La châtellenie de Landerneau, centre et chef-lieu de tout le
territoire de la branche cadette. Sur son terrain se trouvait le
fameux castel de la Joyeuse Garde.
2. La châtellenie du
Daoudour qui confinait aux comtés de Tréguier et de Cornouaille.
3. La châtellenie de
Coat-Méal. C'est celle qui nous intéresse présentement.
Vicomté de Coat Méal
La vicomté
consistait en une bande de terre coupant en deux la châtellenie de
St-Renan.
Elle
allait de l'Aber-Benoit à la mer, devant Portsall, comprenant les
paroisses de Coat-Méal, Plouguin, Landunvez, Gwitalmézeau, Plourin,
Trefglonou, Porspoder et Ploë-Avaz (Guipavas}
De
Coat-Méal dépendait le plus beau fief du comté de Léon, le
Castel-Trémazan .
Nous
lisons, en effet, dans une déclaration de la vicomté de Coat-Méal
en date de 1682:
«à
laditte Vicomté appartient le plus proche fief sur la maison et
châsteau de Trémazan, situé en la paroisse de Landunvez, au fief
de Kersent... »
La
même affirmation se lit dans un aveu de 1696: «à
la vicomte de Coat-Méal appartient le proche fief sur le Chastel
situé au tref de Kersent en la paroisse de Landunvez... » .
A
Coat-Méal même, centre de la vicomte, en direction du Bourg-Blanc,
se trouve, la fameuse Motte du Castel-Uhel. Du haut de ce castel,
l'œil embrassait presque toute l'étendue de la vicomté.
«
Cette motte féodale, était défendue par un étang et par un
profond fossé circulaire. Elle était, jadis, surmontée d'une tour.

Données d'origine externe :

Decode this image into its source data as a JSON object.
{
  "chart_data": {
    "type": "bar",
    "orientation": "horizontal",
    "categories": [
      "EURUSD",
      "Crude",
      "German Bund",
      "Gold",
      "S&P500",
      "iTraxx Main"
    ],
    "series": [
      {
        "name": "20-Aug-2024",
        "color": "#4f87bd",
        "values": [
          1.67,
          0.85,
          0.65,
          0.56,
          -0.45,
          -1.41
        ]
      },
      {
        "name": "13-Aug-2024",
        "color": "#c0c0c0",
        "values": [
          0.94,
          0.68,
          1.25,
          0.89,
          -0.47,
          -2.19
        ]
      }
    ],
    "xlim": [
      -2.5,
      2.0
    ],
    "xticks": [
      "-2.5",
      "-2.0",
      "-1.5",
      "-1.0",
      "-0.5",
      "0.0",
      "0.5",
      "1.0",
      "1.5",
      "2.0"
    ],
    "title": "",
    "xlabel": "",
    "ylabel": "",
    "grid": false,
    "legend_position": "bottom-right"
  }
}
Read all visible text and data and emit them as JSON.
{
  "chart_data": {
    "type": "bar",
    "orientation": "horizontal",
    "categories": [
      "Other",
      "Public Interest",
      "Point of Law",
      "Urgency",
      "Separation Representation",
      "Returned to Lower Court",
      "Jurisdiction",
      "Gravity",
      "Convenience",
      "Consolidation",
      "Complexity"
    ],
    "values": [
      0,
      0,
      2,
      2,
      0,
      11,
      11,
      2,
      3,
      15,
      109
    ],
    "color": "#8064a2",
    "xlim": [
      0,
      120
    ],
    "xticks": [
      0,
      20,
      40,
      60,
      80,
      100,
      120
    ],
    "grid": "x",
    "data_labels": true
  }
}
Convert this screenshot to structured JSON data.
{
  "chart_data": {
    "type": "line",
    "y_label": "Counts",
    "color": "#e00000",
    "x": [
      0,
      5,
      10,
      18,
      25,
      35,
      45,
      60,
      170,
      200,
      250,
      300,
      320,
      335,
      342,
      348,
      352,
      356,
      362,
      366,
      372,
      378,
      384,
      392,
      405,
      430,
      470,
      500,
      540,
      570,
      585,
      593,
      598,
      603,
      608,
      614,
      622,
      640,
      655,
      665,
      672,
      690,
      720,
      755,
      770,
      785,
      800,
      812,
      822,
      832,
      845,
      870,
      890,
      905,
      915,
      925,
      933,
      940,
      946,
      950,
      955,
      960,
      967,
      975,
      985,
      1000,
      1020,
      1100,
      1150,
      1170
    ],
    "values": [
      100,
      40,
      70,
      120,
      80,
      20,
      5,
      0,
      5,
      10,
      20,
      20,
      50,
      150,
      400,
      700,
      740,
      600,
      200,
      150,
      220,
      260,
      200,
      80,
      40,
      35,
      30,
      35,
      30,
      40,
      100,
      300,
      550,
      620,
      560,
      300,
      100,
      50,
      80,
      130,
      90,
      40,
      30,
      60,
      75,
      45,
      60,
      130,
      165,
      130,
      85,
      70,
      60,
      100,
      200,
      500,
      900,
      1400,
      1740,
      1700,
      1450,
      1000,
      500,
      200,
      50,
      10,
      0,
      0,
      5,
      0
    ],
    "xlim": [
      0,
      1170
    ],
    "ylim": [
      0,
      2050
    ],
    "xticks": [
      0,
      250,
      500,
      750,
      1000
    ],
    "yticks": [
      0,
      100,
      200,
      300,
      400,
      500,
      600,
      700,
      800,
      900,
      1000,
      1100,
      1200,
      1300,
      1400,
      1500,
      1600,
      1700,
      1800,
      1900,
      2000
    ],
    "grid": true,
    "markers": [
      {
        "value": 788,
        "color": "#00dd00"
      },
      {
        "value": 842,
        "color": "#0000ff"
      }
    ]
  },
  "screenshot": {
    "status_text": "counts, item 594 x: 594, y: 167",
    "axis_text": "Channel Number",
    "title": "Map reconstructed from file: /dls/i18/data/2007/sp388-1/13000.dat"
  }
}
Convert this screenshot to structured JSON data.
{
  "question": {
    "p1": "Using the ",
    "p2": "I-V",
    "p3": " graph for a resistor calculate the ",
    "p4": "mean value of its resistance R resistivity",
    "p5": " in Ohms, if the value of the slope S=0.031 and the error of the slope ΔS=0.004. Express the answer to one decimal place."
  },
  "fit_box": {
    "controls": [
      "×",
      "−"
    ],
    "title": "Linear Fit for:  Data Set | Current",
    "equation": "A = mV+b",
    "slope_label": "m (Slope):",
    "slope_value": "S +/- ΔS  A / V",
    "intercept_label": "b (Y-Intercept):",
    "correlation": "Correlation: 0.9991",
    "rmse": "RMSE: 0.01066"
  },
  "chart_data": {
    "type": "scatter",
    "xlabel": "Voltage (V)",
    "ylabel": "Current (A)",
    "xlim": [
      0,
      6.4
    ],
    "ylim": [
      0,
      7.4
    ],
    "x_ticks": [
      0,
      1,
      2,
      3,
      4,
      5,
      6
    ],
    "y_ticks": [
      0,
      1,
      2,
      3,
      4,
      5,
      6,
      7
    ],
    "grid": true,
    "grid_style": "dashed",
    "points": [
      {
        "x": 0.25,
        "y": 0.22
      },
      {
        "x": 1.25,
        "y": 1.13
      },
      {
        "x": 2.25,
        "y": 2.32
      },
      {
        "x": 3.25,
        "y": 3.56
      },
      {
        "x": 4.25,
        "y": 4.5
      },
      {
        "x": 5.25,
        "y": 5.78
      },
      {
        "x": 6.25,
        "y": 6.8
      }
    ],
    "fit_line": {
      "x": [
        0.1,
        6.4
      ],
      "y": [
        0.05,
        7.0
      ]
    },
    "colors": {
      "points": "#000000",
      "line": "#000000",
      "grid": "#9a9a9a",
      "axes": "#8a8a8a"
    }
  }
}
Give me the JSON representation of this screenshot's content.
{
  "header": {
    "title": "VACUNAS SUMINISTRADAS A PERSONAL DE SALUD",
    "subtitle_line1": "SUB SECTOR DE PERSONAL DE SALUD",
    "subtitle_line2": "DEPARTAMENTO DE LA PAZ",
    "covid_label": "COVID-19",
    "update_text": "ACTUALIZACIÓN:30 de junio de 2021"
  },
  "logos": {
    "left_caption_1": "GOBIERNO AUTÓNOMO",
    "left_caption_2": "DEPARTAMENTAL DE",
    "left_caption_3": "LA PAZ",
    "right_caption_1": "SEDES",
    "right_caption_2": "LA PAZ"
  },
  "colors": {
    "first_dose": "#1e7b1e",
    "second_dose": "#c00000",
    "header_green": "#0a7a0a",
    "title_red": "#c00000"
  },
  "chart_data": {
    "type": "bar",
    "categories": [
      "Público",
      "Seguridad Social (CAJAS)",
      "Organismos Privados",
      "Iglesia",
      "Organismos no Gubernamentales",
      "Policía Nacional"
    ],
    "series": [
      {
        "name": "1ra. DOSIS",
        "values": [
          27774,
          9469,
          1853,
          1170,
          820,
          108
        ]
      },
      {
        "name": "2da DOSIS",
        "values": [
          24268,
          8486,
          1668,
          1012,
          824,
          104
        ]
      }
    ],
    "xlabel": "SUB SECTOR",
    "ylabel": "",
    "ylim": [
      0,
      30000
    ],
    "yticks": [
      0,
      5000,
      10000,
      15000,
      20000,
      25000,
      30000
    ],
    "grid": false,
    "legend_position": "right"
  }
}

C'était le chef-lieu de la vicomté de Coat-Méal».
On peut ajouter
que, fort probablement, c'est l'importance du Castel-Trémazan et du
Castel-Uhel qui déterminèrent la branche cadette à créer la
châtellenie de Coat-Méal et à s'en contenter. N'étaient ces
castels, en effet, cette petite bande de terre, si riche soit-elÏe,
serait de bien maigre valeur comparativement aux domaines des autres
branches.
La vicomté de cette branche cadette prospéra jusqu'à
Hervé IV, marié à Catherine de Laval, dernier comte de Léon,
surnommé « Le
Prodigue ».
A la suite d'un procès, il dut aliéner plusieurs domaines de sa
châtellenie. Criblé de dettes, il mourut en 1280.
En 1363,
la dernière héritière de Léon versa son gros héritage dans la
richissime maison de Rohan par son mariage avec Jean, vicomte de
Rohan, seigneur de Châteauneuf-en-Timeraie (au Perche), de
Noyon-sur-Andell (en Normandie) de Landerneau, de Daoulas, de
Coat-Méal, de la Joyeuse-Garde, de la Roche-Maurice, etc...,
etc...
A
la suite d'un procès, le duc de Rohan, tout en restant vicomte de
Coat-Méal, vendit plusieurs terres, dont Kersimoun et Coat-Méal, à
Ollivier II du Chastel, le 22
juin 1437.
Et,
le 21 août de la même année, Ollivier du Chastel fut confirmé par
le duc Arthur III dans le droit « de faire délivrer sa menée, à
St-Renan, le premier, après le vicomte de Coat-Méal, ainsi qu'il
est accoustumé."
De ce fait, Du Chastel devenait le 2° ménéant de Brest et de St-Renan, non pas comme baron du Chastel, mais comme seigneur de Coat-Méal.
Principauté
La vicomté de
Coat-Méal, en 1572,
fut érigée en principauté de Léon, en faveur du grand Henri.
vicomte de Rohan.
Ce
titre a été renouvelé en faveur du seigneur Rohan - Chabot.
En tant que
vicomte de Coat-Méal, le duc de Rohan-Chabot était seigneur d'une
grande partie de la châtellenie et notamment « du Castel-Uhel et du
chasteau et forteresse de Trémazan».
A
partir de 1645,
en tête de tous les actes, mention a été faite des
Rohan-Chabot.
Nous
trouvons aussi mention des barons du Chastel en tête de plusieurs
actes.
Dans le courant
du XVIII° siècle, les biens des du Chastel, dont Coat-Méal,
changèrent plusieurs fois de mains.
En 1714,
nous les voyons achetés 1.100.000 livres par le financier
Crozat.
En 1778,
ils furent revendus 3 millions et demi au Prince de Rohan ; et
finalement, en 1786,
le roi les acheta quatre millions.
Au milieu de ces
transactions, Coat-Méal était resté indépendant, jusqu'à la
Révolution.
«
De toujours, Coat-Méal a esté terre noble, fournissant foi, hommage
et redevance à son seigneur, depuis le chanoine Prieur, jusqu'au
dernier manant»
.
Source: Coat-Méal, principauté du Léon _ F.M. Calvez_imprimerie bretonne_1947
.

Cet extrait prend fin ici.